Regulator of G protein signaling (RGS) proteins modulate G protein-coupled receptor (GPCR) signaling. The N termini of some RGS4-family proteins provide receptor specificity and also contain an N-end rule determinant that results in ubiquitylation and decreased protein expression. The relevance of these mechanisms to other RGS proteins is not fully understood. Thus we examined function, receptor specificity, and expression of R4 subfamily RGS proteins (RGS2, -3, -4, -5, and -8). Although the N terminus plays a key role in protein stability in human embryonic kidney (HEK) 293 cells, we were unable to demonstrate specificity of RGS2, -3, -4, -5, or -8 for muscarinic receptors (M1, M3, and M5). However, cellular RGS activity (8 = 3 > 2) was strongly correlated with expression; RGS4 and -5 had minimal expression and activity. Stabilizing mutations of RGS4 and -5 (C2S) enhanced expression and function with a greater influence on RGS4 than on RGS5. We were surprised to find that a predicted destabilizing mutation in RGS8 (A2C) did not markedly affect expression and had no effect on function. In contrast, a destabilizing mutation in RGS2 (RGS2-Q2L) recently identified as a rare N-terminal genetic variant in a Japanese hypertensive cohort (J Hypertens23:1497–1505, 2005) showed significantly reduced expression and inhibition of angiotensin II (AT1) receptor-stimulated accumulation of inositol phosphates. We were surprised to find that RGS2-Q2R, also predicted to be destabilizing, showed nearly normal expression and function. Thus, proteasomal regulation of RGS expression in HEK293 cells strongly controls RGS function and a novel RGS2 mutation with decreased protein expression could be relevant to the pathophysiology of hypertension in humans.

Footnotes

  • This work was supported by National Institutes of Health Research grant R01-GM39561 (to R.R.N.).
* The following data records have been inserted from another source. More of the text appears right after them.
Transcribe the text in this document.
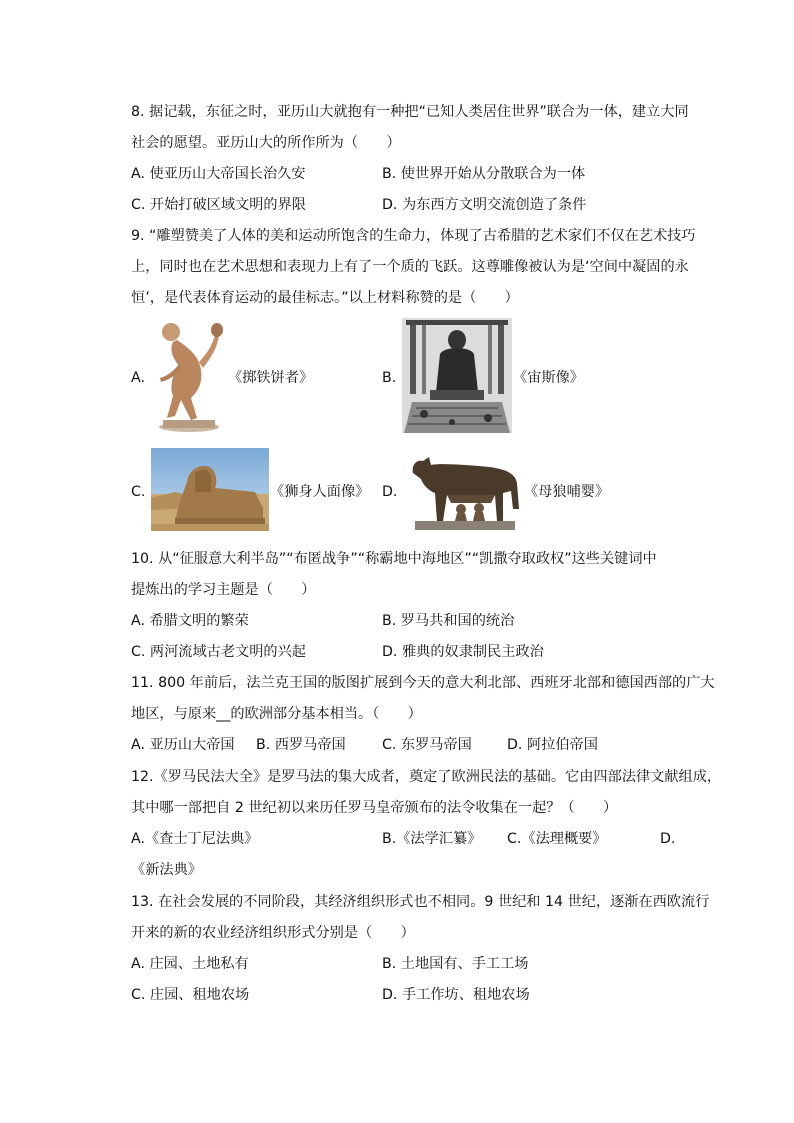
8. 据记载，东征之时，亚历山大就抱有一种把“已知人类居住世界”联合为一体，建立大同
社会的愿望。亚历山大的所作所为（　　）
A. 使亚历山大帝国长治久安	B. 使世界开始从分散联合为一体
C. 开始打破区域文明的界限	D. 为东西方文明交流创造了条件
9. “雕塑赞美了人体的美和运动所饱含的生命力，体现了古希腊的艺术家们不仅在艺术技巧
上，同时也在艺术思想和表现力上有了一个质的飞跃。这尊雕像被认为是‘空间中凝固的永
恒’，是代表体育运动的最佳标志。”以上材料称赞的是（　　）
A.	《掷铁饼者》	B.	《宙斯像》
C.	《狮身人面像》 D.	《母狼哺婴》
10. 从“征服意大利半岛”“布匿战争”“称霸地中海地区”“凯撒夺取政权”这些关键词中
提炼出的学习主题是（　　）
A. 希腊文明的繁荣	B. 罗马共和国的统治
C. 两河流域古老文明的兴起	D. 雅典的奴隶制民主政治
11. 800 年前后，法兰克王国的版图扩展到今天的意大利北部、西班牙北部和德国西部的广大
地区，与原来__的欧洲部分基本相当。（　　）
A. 亚历山大帝国 B. 西罗马帝国	C. 东罗马帝国 D. 阿拉伯帝国
12.《罗马民法大全》是罗马法的集大成者，奠定了欧洲民法的基础。它由四部法律文献组成，
其中哪一部把自 2 世纪初以来历任罗马皇帝颁布的法令收集在一起？（　　）
A.《查士丁尼法典》	B.《法学汇纂》 C.《法理概要》	D.
《新法典》
13. 在社会发展的不同阶段，其经济组织形式也不相同。9 世纪和 14 世纪，逐渐在西欧流行
开来的新的农业经济组织形式分别是（　　）
A. 庄园、土地私有	B. 土地国有、手工工场
C. 庄园、租地农场	D. 手工作坊、租地农场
  • Article, publication date, and citation information can be found at http://molpharm.aspetjournals.org.

  • doi:10.1124/mol.106.029397.

  • ABBREVIATIONS: RGS, regulator of G protein signaling; mAChR, muscarinic acetylcholine receptor; GPCR, G protein-coupled receptor; HEK, human embryonic kidney; PBS, phosphate-buffered saline; [3H]NMS, N-methyl-[3H]scopolamine; MG-132, N-benzoyloxycarbonyl (Z)-Leu-Leuleucinal; WT, wild type; AT1, angiotensin II type 1; HA, hemagglutinin; PCR, polymerase chain reaction; DMEM, Dulbecco's modified Eagle's medium; InsPx, inositol mono-, bis-, or trisphosphate; PBS, phosphate-buffered saline; PMSF, phenylmethylsulfonyl fluoride; ANOVA, analysis of variance; fluo-4 AM, glycine N-[4-[6-[(acetyloxy)methoxy]-2,7-difluoro-3-oxo-3H-xanthen-9-yl]-2-[2-[2-[bis[2-[(acetyloxy)methoxy]-2-oxoethyl]amino]-5-methylphenoxy]ethoxy]phenyl]-N-[2-[(acetyloxy)methoxy]-2-oxoethyl], (acetyloxy)methyl ester.

  • ↵1 Current affiliation: Department of Pharmacology, School of Pharmacy and Pharmacology, University of KwaZulu-Natal, Durban, South Africa.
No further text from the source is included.